Implementation Timeline
Week 1 (Now)
Establish core XLE vol position (Structure 1)
Initiate 50% of SLB position (Structure 3)
Set alerts for key trigger events
Week 2-4
Add VLO position after UN Security Council meeting clarity
Consider USO put spread if spike occurs and fades
Month 2-3
Complete SLB/BKR build-out if tender activity begins
Initiate pairs trade (services vs. majors) if rehabilitation narrative strengthens
Month 6+
Reassess entire framework based on which Act we’re in
Add claims optionality only if settlement path becomes credible
What This Doesn’t Cover
To be completely transparent about limitations:
Execution risk: Bid-ask spreads on longer-dated options can be wide
Liquidity risk: SLB/BKR options less liquid than XLE
Correlation assumptions: Scenarios are not mutually exclusive; hybrids occur
The Trump factor: The current administration has shown itself to be a bit of a wild card, so it is important to factor that into any decision-making process
Black swan: None of these structures protect against true left-tail events (nuclear, pandemic, etc.) — that includes policy changes out of the blue
My own uncertainty: These probability estimates are subjective; I could be wrong (and very, very often, I am!)
Key Takeaways (Part 3)
Collarized call spreads are the core volatility expression - reduced bleed, defined risk
Long-dated service calls align with the rehabilitation timeline (12-18 months)
Diagonals let you harvest IV while waiting for catalysts
Pairs trades isolate the “rebuild” factor from oil direction
Half-Kelly sizing suggests ~6% total portfolio allocation to Venezuela thesis
Claims are venture bets - size for total loss acceptable
Minerals are Act IV+ optionality - 18-24 month LEAPS, lottery ticket sizing
Roll at 4 months - no exceptions, theta accelerates after that
What’s Next
In Part 4, the decision framework — what triggers cause us to update probabilities, how OPEC+ decisions shift the regime, and an operational playbook for the next 6-18 months.
Remember: Alpha is never guaranteed. And the backtest is a liar until proven otherwise.

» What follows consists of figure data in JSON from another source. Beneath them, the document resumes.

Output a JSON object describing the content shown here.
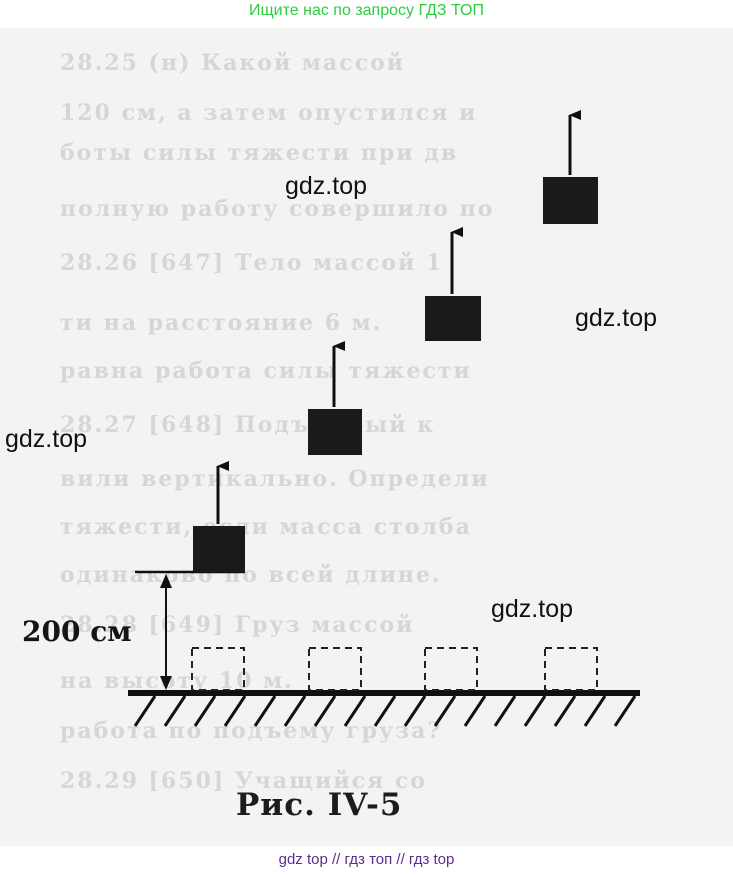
{
  "header": {
    "link_text": "Ищите нас по запросу ГДЗ ТОП",
    "color": "#2ecc40"
  },
  "watermarks": [
    "gdz.top",
    "gdz.top",
    "gdz.top",
    "gdz.top"
  ],
  "figure": {
    "height_label": "200 см",
    "caption": "Рис. IV-5",
    "block_color": "#1a1a1a",
    "line_color": "#111111"
  },
  "footer": {
    "link_text": "gdz top  //  гдз топ  //  гдз top",
    "color": "#5b2d8e"
  }
}
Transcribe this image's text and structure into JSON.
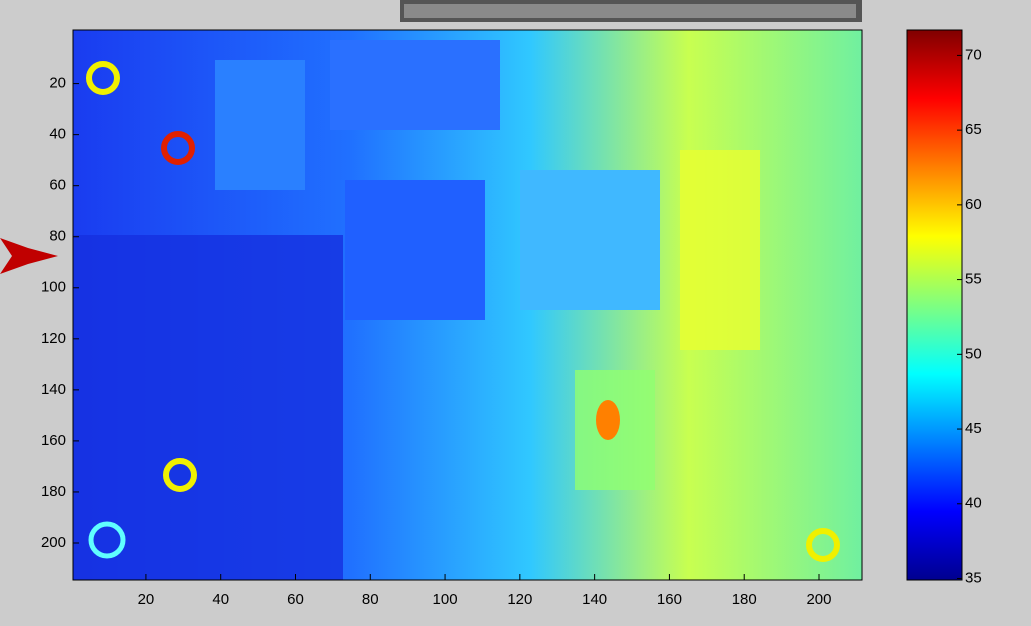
{
  "chart_data": {
    "type": "image",
    "xlim": [
      0.5,
      211.5
    ],
    "ylim": [
      -1,
      214.5
    ],
    "y_reversed": true,
    "xticks": [
      20,
      40,
      60,
      80,
      100,
      120,
      140,
      160,
      180,
      200
    ],
    "yticks": [
      20,
      40,
      60,
      80,
      100,
      120,
      140,
      160,
      180,
      200
    ],
    "colorbar": {
      "clim": [
        34.9,
        71.7
      ],
      "ticks": [
        35,
        40,
        45,
        50,
        55,
        60,
        65,
        70
      ],
      "colormap": "jet"
    }
  }
}
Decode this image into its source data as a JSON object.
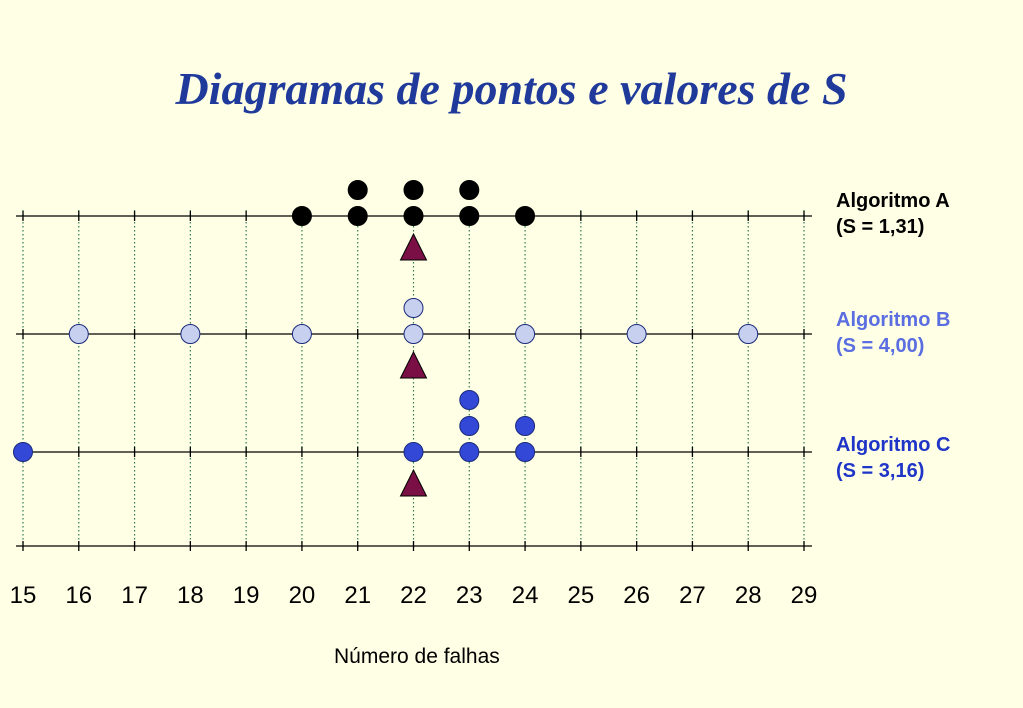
{
  "title": "Diagramas de pontos e valores de S",
  "chart_data": {
    "type": "scatter",
    "subtype": "dot-plot",
    "xlabel": "Número de falhas",
    "xlim": [
      15,
      29
    ],
    "x_ticks": [
      "15",
      "16",
      "17",
      "18",
      "19",
      "20",
      "21",
      "22",
      "23",
      "24",
      "25",
      "26",
      "27",
      "28",
      "29"
    ],
    "grid": "vertical dotted",
    "series": [
      {
        "name": "Algoritmo A",
        "s_label": "(S = 1,31)",
        "values": [
          20,
          21,
          21,
          22,
          22,
          23,
          23,
          24
        ],
        "mean": 22,
        "dot_color": "#000000",
        "label_color": "#000000"
      },
      {
        "name": "Algoritmo B",
        "s_label": "(S = 4,00)",
        "values": [
          16,
          18,
          20,
          22,
          22,
          24,
          26,
          28
        ],
        "mean": 22,
        "dot_color": "#C8D0F0",
        "label_color": "#5B6EE1"
      },
      {
        "name": "Algoritmo C",
        "s_label": "(S = 3,16)",
        "values": [
          15,
          22,
          23,
          23,
          23,
          24,
          24
        ],
        "mean": 22,
        "dot_color": "#3348D6",
        "label_color": "#1F35C8"
      }
    ],
    "mean_marker": "triangle",
    "mean_marker_color": "#7A0F45"
  }
}
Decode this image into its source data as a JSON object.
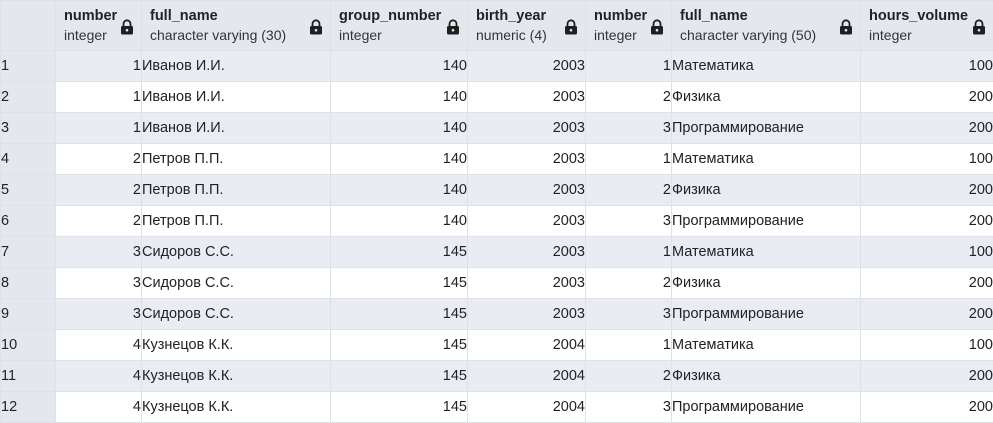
{
  "columns": [
    {
      "name": "number",
      "type": "integer",
      "align": "num"
    },
    {
      "name": "full_name",
      "type": "character varying (30)",
      "align": "txt"
    },
    {
      "name": "group_number",
      "type": "integer",
      "align": "num"
    },
    {
      "name": "birth_year",
      "type": "numeric (4)",
      "align": "num"
    },
    {
      "name": "number",
      "type": "integer",
      "align": "num"
    },
    {
      "name": "full_name",
      "type": "character varying (50)",
      "align": "txt"
    },
    {
      "name": "hours_volume",
      "type": "integer",
      "align": "num"
    }
  ],
  "rows": [
    {
      "n": "1",
      "cells": [
        "1",
        "Иванов И.И.",
        "140",
        "2003",
        "1",
        "Математика",
        "100"
      ]
    },
    {
      "n": "2",
      "cells": [
        "1",
        "Иванов И.И.",
        "140",
        "2003",
        "2",
        "Физика",
        "200"
      ]
    },
    {
      "n": "3",
      "cells": [
        "1",
        "Иванов И.И.",
        "140",
        "2003",
        "3",
        "Программирование",
        "200"
      ]
    },
    {
      "n": "4",
      "cells": [
        "2",
        "Петров П.П.",
        "140",
        "2003",
        "1",
        "Математика",
        "100"
      ]
    },
    {
      "n": "5",
      "cells": [
        "2",
        "Петров П.П.",
        "140",
        "2003",
        "2",
        "Физика",
        "200"
      ]
    },
    {
      "n": "6",
      "cells": [
        "2",
        "Петров П.П.",
        "140",
        "2003",
        "3",
        "Программирование",
        "200"
      ]
    },
    {
      "n": "7",
      "cells": [
        "3",
        "Сидоров С.С.",
        "145",
        "2003",
        "1",
        "Математика",
        "100"
      ]
    },
    {
      "n": "8",
      "cells": [
        "3",
        "Сидоров С.С.",
        "145",
        "2003",
        "2",
        "Физика",
        "200"
      ]
    },
    {
      "n": "9",
      "cells": [
        "3",
        "Сидоров С.С.",
        "145",
        "2003",
        "3",
        "Программирование",
        "200"
      ]
    },
    {
      "n": "10",
      "cells": [
        "4",
        "Кузнецов К.К.",
        "145",
        "2004",
        "1",
        "Математика",
        "100"
      ]
    },
    {
      "n": "11",
      "cells": [
        "4",
        "Кузнецов К.К.",
        "145",
        "2004",
        "2",
        "Физика",
        "200"
      ]
    },
    {
      "n": "12",
      "cells": [
        "4",
        "Кузнецов К.К.",
        "145",
        "2004",
        "3",
        "Программирование",
        "200"
      ]
    }
  ],
  "icons": {
    "column_lock": "lock-icon"
  },
  "colors": {
    "header_bg": "#e4e8ee",
    "stripe_bg": "#e9edf3",
    "row_bg": "#ffffff",
    "grid_line": "#dee2e6"
  }
}
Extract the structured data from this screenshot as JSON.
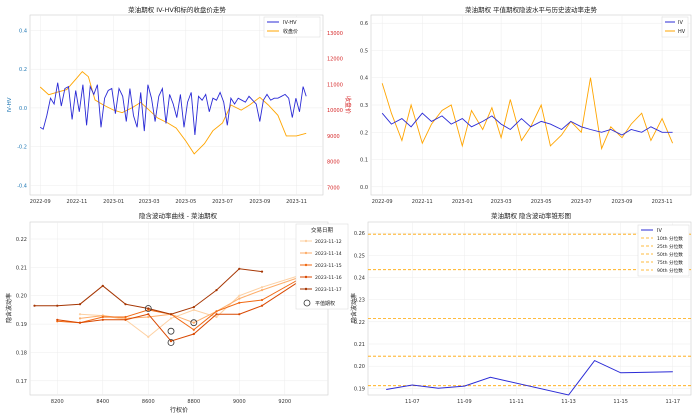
{
  "chart_data": [
    {
      "type": "line",
      "title": "菜油期权 IV-HV和标的收盘价走势",
      "xlabel": "",
      "ylabel": "IV-HV",
      "ylabel_right": "收盘价",
      "ylim": [
        -0.45,
        0.48
      ],
      "ylim_right": [
        6700,
        13700
      ],
      "xlim": [
        "2022-08-15",
        "2023-12-15"
      ],
      "yticks": [
        "-0.4",
        "-0.2",
        "0.0",
        "0.2",
        "0.4"
      ],
      "yticks_right": [
        "7000",
        "8000",
        "9000",
        "10000",
        "11000",
        "12000",
        "13000"
      ],
      "xticks": [
        "2022-09",
        "2022-11",
        "2023-01",
        "2023-03",
        "2023-05",
        "2023-07",
        "2023-09",
        "2023-11"
      ],
      "legend_position": "top-right",
      "colors": {
        "iv_hv": "#2b2bd6",
        "close": "#ffa500",
        "left_axis": "#1f77b4",
        "right_axis": "#d62728"
      },
      "series": [
        {
          "name": "IV-HV",
          "axis": "left",
          "x": [
            "2022-09-01",
            "2022-09-06",
            "2022-09-12",
            "2022-09-18",
            "2022-09-24",
            "2022-09-30",
            "2022-10-06",
            "2022-10-12",
            "2022-10-18",
            "2022-10-24",
            "2022-10-30",
            "2022-11-05",
            "2022-11-11",
            "2022-11-17",
            "2022-11-23",
            "2022-11-29",
            "2022-12-05",
            "2022-12-11",
            "2022-12-17",
            "2022-12-23",
            "2022-12-29",
            "2023-01-04",
            "2023-01-10",
            "2023-01-16",
            "2023-01-22",
            "2023-01-28",
            "2023-02-03",
            "2023-02-09",
            "2023-02-15",
            "2023-02-21",
            "2023-02-27",
            "2023-03-05",
            "2023-03-11",
            "2023-03-17",
            "2023-03-23",
            "2023-03-29",
            "2023-04-04",
            "2023-04-10",
            "2023-04-16",
            "2023-04-22",
            "2023-04-28",
            "2023-05-04",
            "2023-05-10",
            "2023-05-16",
            "2023-05-22",
            "2023-05-28",
            "2023-06-03",
            "2023-06-09",
            "2023-06-15",
            "2023-06-21",
            "2023-06-27",
            "2023-07-03",
            "2023-07-09",
            "2023-07-15",
            "2023-07-21",
            "2023-07-27",
            "2023-08-02",
            "2023-08-08",
            "2023-08-14",
            "2023-08-20",
            "2023-08-26",
            "2023-09-01",
            "2023-09-07",
            "2023-09-13",
            "2023-09-19",
            "2023-09-25",
            "2023-10-01",
            "2023-10-07",
            "2023-10-13",
            "2023-10-19",
            "2023-10-25",
            "2023-10-31",
            "2023-11-06",
            "2023-11-12",
            "2023-11-17"
          ],
          "values": [
            -0.1,
            -0.11,
            -0.04,
            0.05,
            0.02,
            0.13,
            0.01,
            0.1,
            0.11,
            -0.06,
            0.09,
            -0.02,
            0.12,
            -0.09,
            0.11,
            0.07,
            0.12,
            -0.1,
            0.05,
            0.09,
            0.1,
            -0.03,
            0.1,
            0.06,
            -0.07,
            0.1,
            -0.04,
            -0.1,
            0.08,
            -0.12,
            0.12,
            0.05,
            -0.07,
            0.06,
            0.1,
            -0.08,
            0.07,
            0.02,
            -0.05,
            0.07,
            -0.1,
            0.03,
            0.08,
            -0.14,
            0.06,
            0.04,
            0.07,
            -0.02,
            0.05,
            0.04,
            0.08,
            0.03,
            -0.09,
            0.05,
            0.02,
            0.05,
            0.04,
            0.03,
            0.06,
            0.04,
            0.02,
            -0.07,
            0.04,
            0.07,
            0.04,
            0.05,
            0.05,
            0.06,
            0.07,
            0.05,
            -0.05,
            0.05,
            -0.02,
            0.11,
            0.06
          ]
        },
        {
          "name": "收盘价",
          "axis": "right",
          "x": [
            "2022-09-01",
            "2022-09-15",
            "2022-09-30",
            "2022-10-15",
            "2022-10-30",
            "2022-11-10",
            "2022-11-20",
            "2022-12-01",
            "2022-12-15",
            "2023-01-01",
            "2023-01-15",
            "2023-02-01",
            "2023-02-15",
            "2023-03-01",
            "2023-03-15",
            "2023-04-01",
            "2023-04-15",
            "2023-05-01",
            "2023-05-15",
            "2023-06-01",
            "2023-06-15",
            "2023-07-01",
            "2023-07-15",
            "2023-08-01",
            "2023-08-15",
            "2023-09-01",
            "2023-09-15",
            "2023-10-01",
            "2023-10-15",
            "2023-11-01",
            "2023-11-17"
          ],
          "values": [
            10900,
            10600,
            10700,
            10800,
            11200,
            11500,
            11300,
            10400,
            10200,
            10000,
            9900,
            10100,
            10300,
            10000,
            9700,
            9500,
            9300,
            8800,
            8300,
            8700,
            9200,
            9500,
            10200,
            10000,
            10200,
            10500,
            10200,
            9800,
            9000,
            9000,
            9100
          ]
        }
      ]
    },
    {
      "type": "line",
      "title": "菜油期权 平值期权隐波水平与历史波动率走势",
      "xlabel": "",
      "ylabel": "",
      "ylim": [
        -0.03,
        0.63
      ],
      "xlim": [
        "2022-08-15",
        "2023-12-15"
      ],
      "yticks": [
        "0.0",
        "0.1",
        "0.2",
        "0.3",
        "0.4",
        "0.5",
        "0.6"
      ],
      "xticks": [
        "2022-09",
        "2022-11",
        "2023-01",
        "2023-03",
        "2023-05",
        "2023-07",
        "2023-09",
        "2023-11"
      ],
      "legend_position": "top-right",
      "colors": {
        "iv": "#2b2bd6",
        "hv": "#ffa500"
      },
      "series": [
        {
          "name": "IV",
          "x": [
            "2022-09-01",
            "2022-09-15",
            "2022-10-01",
            "2022-10-15",
            "2022-11-01",
            "2022-11-15",
            "2022-12-01",
            "2022-12-15",
            "2023-01-01",
            "2023-01-15",
            "2023-02-01",
            "2023-02-15",
            "2023-03-01",
            "2023-03-15",
            "2023-04-01",
            "2023-04-15",
            "2023-05-01",
            "2023-05-15",
            "2023-06-01",
            "2023-06-15",
            "2023-07-01",
            "2023-07-15",
            "2023-08-01",
            "2023-08-15",
            "2023-09-01",
            "2023-09-15",
            "2023-10-01",
            "2023-10-15",
            "2023-11-01",
            "2023-11-17"
          ],
          "values": [
            0.27,
            0.23,
            0.25,
            0.22,
            0.27,
            0.24,
            0.26,
            0.23,
            0.25,
            0.22,
            0.24,
            0.26,
            0.23,
            0.21,
            0.25,
            0.22,
            0.24,
            0.23,
            0.21,
            0.24,
            0.22,
            0.21,
            0.2,
            0.21,
            0.19,
            0.21,
            0.2,
            0.22,
            0.2,
            0.2
          ]
        },
        {
          "name": "HV",
          "x": [
            "2022-09-01",
            "2022-09-15",
            "2022-10-01",
            "2022-10-15",
            "2022-11-01",
            "2022-11-15",
            "2022-12-01",
            "2022-12-15",
            "2023-01-01",
            "2023-01-15",
            "2023-02-01",
            "2023-02-15",
            "2023-03-01",
            "2023-03-15",
            "2023-04-01",
            "2023-04-15",
            "2023-05-01",
            "2023-05-15",
            "2023-06-01",
            "2023-06-15",
            "2023-07-01",
            "2023-07-15",
            "2023-08-01",
            "2023-08-15",
            "2023-09-01",
            "2023-09-15",
            "2023-10-01",
            "2023-10-15",
            "2023-11-01",
            "2023-11-17"
          ],
          "values": [
            0.38,
            0.27,
            0.17,
            0.3,
            0.16,
            0.23,
            0.28,
            0.3,
            0.15,
            0.28,
            0.21,
            0.29,
            0.18,
            0.32,
            0.17,
            0.22,
            0.3,
            0.15,
            0.19,
            0.24,
            0.2,
            0.4,
            0.14,
            0.22,
            0.18,
            0.23,
            0.27,
            0.17,
            0.25,
            0.16
          ]
        }
      ]
    },
    {
      "type": "line",
      "title": "隐含波动率曲线 - 菜油期权",
      "xlabel": "行权价",
      "ylabel": "隐含波动率",
      "ylim": [
        0.165,
        0.226
      ],
      "xlim": [
        8080,
        9390
      ],
      "xticks": [
        "8200",
        "8400",
        "8600",
        "8800",
        "9000",
        "9200"
      ],
      "yticks": [
        "0.17",
        "0.18",
        "0.19",
        "0.20",
        "0.21",
        "0.22"
      ],
      "legend_title": "交易日期",
      "legend_position": "upper-right",
      "atm_label": "平值期权",
      "series": [
        {
          "name": "2023-11-12",
          "color": "#fdd0a2",
          "x": [
            8300,
            8400,
            8500,
            8600,
            8700,
            8800,
            8900,
            9000,
            9100,
            9300
          ],
          "values": [
            0.1935,
            0.193,
            0.1915,
            0.1855,
            0.192,
            0.195,
            0.1925,
            0.2,
            0.203,
            0.208
          ]
        },
        {
          "name": "2023-11-14",
          "color": "#fdae6b",
          "x": [
            8300,
            8400,
            8500,
            8600,
            8700,
            8800,
            8900,
            9000,
            9100,
            9300
          ],
          "values": [
            0.192,
            0.193,
            0.192,
            0.1925,
            0.1935,
            0.1905,
            0.1945,
            0.199,
            0.202,
            0.2075
          ]
        },
        {
          "name": "2023-11-15",
          "color": "#f16913",
          "x": [
            8200,
            8300,
            8400,
            8500,
            8600,
            8700,
            8800,
            8900,
            9000,
            9100,
            9300
          ],
          "values": [
            0.191,
            0.1905,
            0.1925,
            0.1925,
            0.195,
            0.1935,
            0.188,
            0.1945,
            0.1975,
            0.1985,
            0.2075
          ]
        },
        {
          "name": "2023-11-16",
          "color": "#d94801",
          "x": [
            8200,
            8300,
            8400,
            8500,
            8600,
            8700,
            8800,
            8900,
            9000,
            9100,
            9300
          ],
          "values": [
            0.1915,
            0.1905,
            0.1915,
            0.1915,
            0.1935,
            0.184,
            0.1865,
            0.1935,
            0.1935,
            0.1965,
            0.207
          ]
        },
        {
          "name": "2023-11-17",
          "color": "#a63603",
          "x": [
            8100,
            8200,
            8300,
            8400,
            8500,
            8600,
            8700,
            8800,
            8900,
            9000,
            9100
          ],
          "values": [
            0.1965,
            0.1965,
            0.197,
            0.2035,
            0.197,
            0.1955,
            0.1935,
            0.196,
            0.202,
            0.2095,
            0.2085
          ]
        }
      ],
      "atm_points": [
        {
          "x": 8600,
          "value": 0.1955
        },
        {
          "x": 8700,
          "value": 0.1875
        },
        {
          "x": 8700,
          "value": 0.1835
        },
        {
          "x": 8800,
          "value": 0.1905
        }
      ]
    },
    {
      "type": "line",
      "title": "菜油期权 隐含波动率锥形图",
      "xlabel": "",
      "ylabel": "隐含波动率",
      "ylim": [
        0.187,
        0.265
      ],
      "xlim": [
        "2023-11-06",
        "2023-11-17"
      ],
      "xticks": [
        "11-07",
        "11-09",
        "11-11",
        "11-13",
        "11-15",
        "11-17"
      ],
      "yticks": [
        "0.19",
        "0.20",
        "0.21",
        "0.22",
        "0.23",
        "0.24",
        "0.25",
        "0.26"
      ],
      "legend_position": "top-right",
      "colors": {
        "iv": "#2b2bd6",
        "quantile": "#ffa500"
      },
      "series": [
        {
          "name": "IV",
          "x": [
            "2023-11-06",
            "2023-11-07",
            "2023-11-08",
            "2023-11-09",
            "2023-11-10",
            "2023-11-13",
            "2023-11-14",
            "2023-11-15",
            "2023-11-17"
          ],
          "values": [
            0.1895,
            0.1915,
            0.19,
            0.191,
            0.195,
            0.187,
            0.2025,
            0.197,
            0.1975
          ]
        }
      ],
      "quantiles": [
        {
          "name": "10th 分位数",
          "value": 0.1912
        },
        {
          "name": "25th 分位数",
          "value": 0.2045
        },
        {
          "name": "50th 分位数",
          "value": 0.2215
        },
        {
          "name": "75th 分位数",
          "value": 0.2435
        },
        {
          "name": "90th 分位数",
          "value": 0.2595
        }
      ]
    }
  ]
}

These posts are about methodology, not recommendations. Some of the approaches discussed here involve commodities (like oil) and complex instruments (e.g., options and derivatives) and not suitable for all investors. Many of my analyses probably contain errors — if you find them, please let me know.
While I may hold positions in some of the underlying assets discussed here, my posts are not an endorsement or a recommendation of those underlying assets. This is a quickly emerging and fast-changing situation, so please be wary of information staleness.
The material presented in Math & Markets is for informational purposes only. It does not constitute investment or financial advice.